[March 24, 2020] If we were to look back upon the planning for the war in Iraq and Afghanistan, the one thing missing was an exit strategy. It was an invaluable lesson learned from our strategic failures and one lesson that is seriously appreciated. What we need now, during the Coronavirus pandemic, is an exit strategy from the economic and social lockdown now imposed upon ourselves.
“The United States has no exit strategy or timetable for withdrawing its forces from Iraq, and a pullout depends on the readiness of Iraqi Security Forces,” – Donald Rumsfeld, U.S. Secretary of Defense
We need a Coronavirus exit strategy. Leaders are responsible for the future, what happens and what doesn’t happen. That means leaders must be looking into the foggy future and figure out where we should be and then lay out a plan to get there with the least amount of pain. Every economist is saying the United States has the confidence and capability to recover from the draconian measures now in place. So far, there is little discussion on how to get there.
“The option to force everyone to stay home and close all ‘non-essential’ business for three or six months is simply not viable.” – John Cochrane, the Grumpy Economist
We need more than an economic Coronavirus exit strategy. Modern nations are complex and highly interconnected. Not only are nations industrial engines that help make their citizens succeed, but they are also social, political, and familial. When a business shuts down, even temporarily, some costs extend beyond the economy.
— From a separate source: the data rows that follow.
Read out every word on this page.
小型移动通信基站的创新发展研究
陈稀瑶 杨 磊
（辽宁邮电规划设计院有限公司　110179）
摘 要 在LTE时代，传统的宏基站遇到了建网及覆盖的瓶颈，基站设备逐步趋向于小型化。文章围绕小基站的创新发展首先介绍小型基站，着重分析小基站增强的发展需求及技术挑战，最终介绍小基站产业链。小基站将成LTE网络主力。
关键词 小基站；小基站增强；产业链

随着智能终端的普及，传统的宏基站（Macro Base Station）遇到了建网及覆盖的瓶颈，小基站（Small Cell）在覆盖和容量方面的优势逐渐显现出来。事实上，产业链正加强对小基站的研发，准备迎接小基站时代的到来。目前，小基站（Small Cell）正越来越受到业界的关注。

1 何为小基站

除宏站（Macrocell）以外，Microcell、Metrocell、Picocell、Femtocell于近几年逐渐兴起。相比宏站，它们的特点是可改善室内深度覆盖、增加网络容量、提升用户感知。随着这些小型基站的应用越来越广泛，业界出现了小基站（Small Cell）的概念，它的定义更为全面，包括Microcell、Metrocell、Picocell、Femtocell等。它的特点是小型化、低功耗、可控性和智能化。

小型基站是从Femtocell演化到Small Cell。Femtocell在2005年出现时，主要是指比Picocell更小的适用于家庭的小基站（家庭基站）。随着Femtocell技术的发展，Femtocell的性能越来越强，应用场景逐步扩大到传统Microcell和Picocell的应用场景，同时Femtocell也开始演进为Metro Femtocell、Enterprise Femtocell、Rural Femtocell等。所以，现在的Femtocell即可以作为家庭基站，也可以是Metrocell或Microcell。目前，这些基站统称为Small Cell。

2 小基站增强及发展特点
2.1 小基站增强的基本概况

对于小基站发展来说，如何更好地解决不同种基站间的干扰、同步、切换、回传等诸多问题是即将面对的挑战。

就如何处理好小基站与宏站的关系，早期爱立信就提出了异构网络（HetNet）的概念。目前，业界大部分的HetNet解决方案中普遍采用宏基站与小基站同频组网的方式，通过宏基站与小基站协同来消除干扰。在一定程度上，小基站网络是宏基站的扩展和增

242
Right now, politicians are the primary decision-makers. Their input is primarily from the medical community. What we do not hear about is whether policies and laws have undergone any rational cost-benefit analysis that includes the socio-political variables that also make up a nation.
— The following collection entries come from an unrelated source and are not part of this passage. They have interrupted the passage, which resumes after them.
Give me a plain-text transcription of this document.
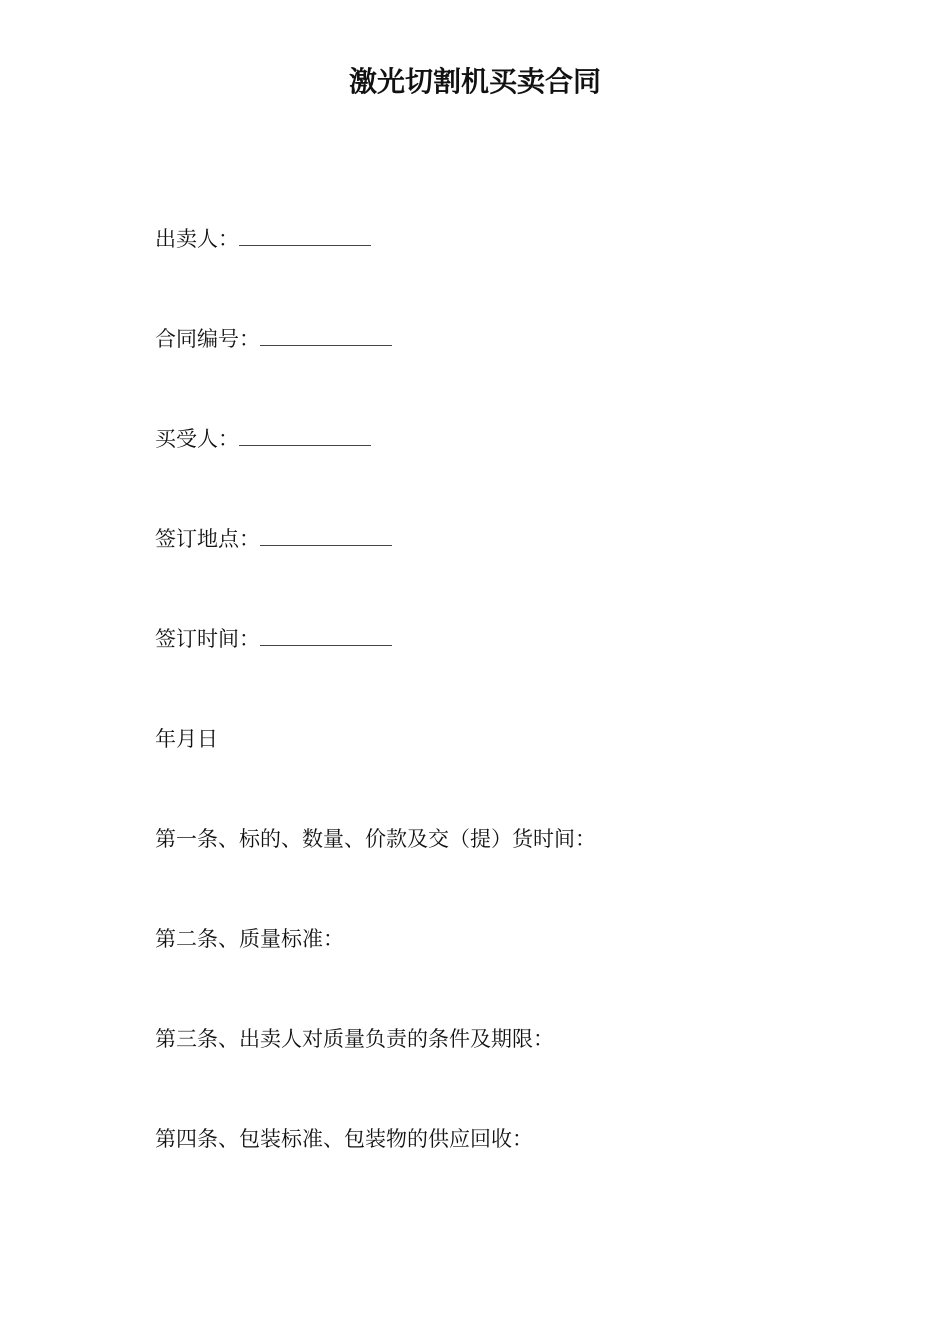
激光切割机买卖合同
出卖人：
合同编号：
买受人：
签订地点：
签订时间：
年月日
第一条、标的、数量、价款及交（提）货时间：
第二条、质量标准：
第三条、出卖人对质量负责的条件及期限：
第四条、包装标准、包装物的供应回收：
In a previous post, I quoted New York Governor Andrew Cuomo as saying, “I want to be able to say … [that] I did everything we could do … and if everything we do saves just one life, I’ll be happy.”1 This statement has its problems but also suggests that there is no real analysis. If so, we are in serious trouble. There will be unintended consequences, and the probability that many of those will be bad is excellent.
Many people are involved in making sure the U.S. comes out of the economic shutdown with as few problems as possible. Now is time for us to hear about what some of those measures. And now is the time for our leaders to show us the future.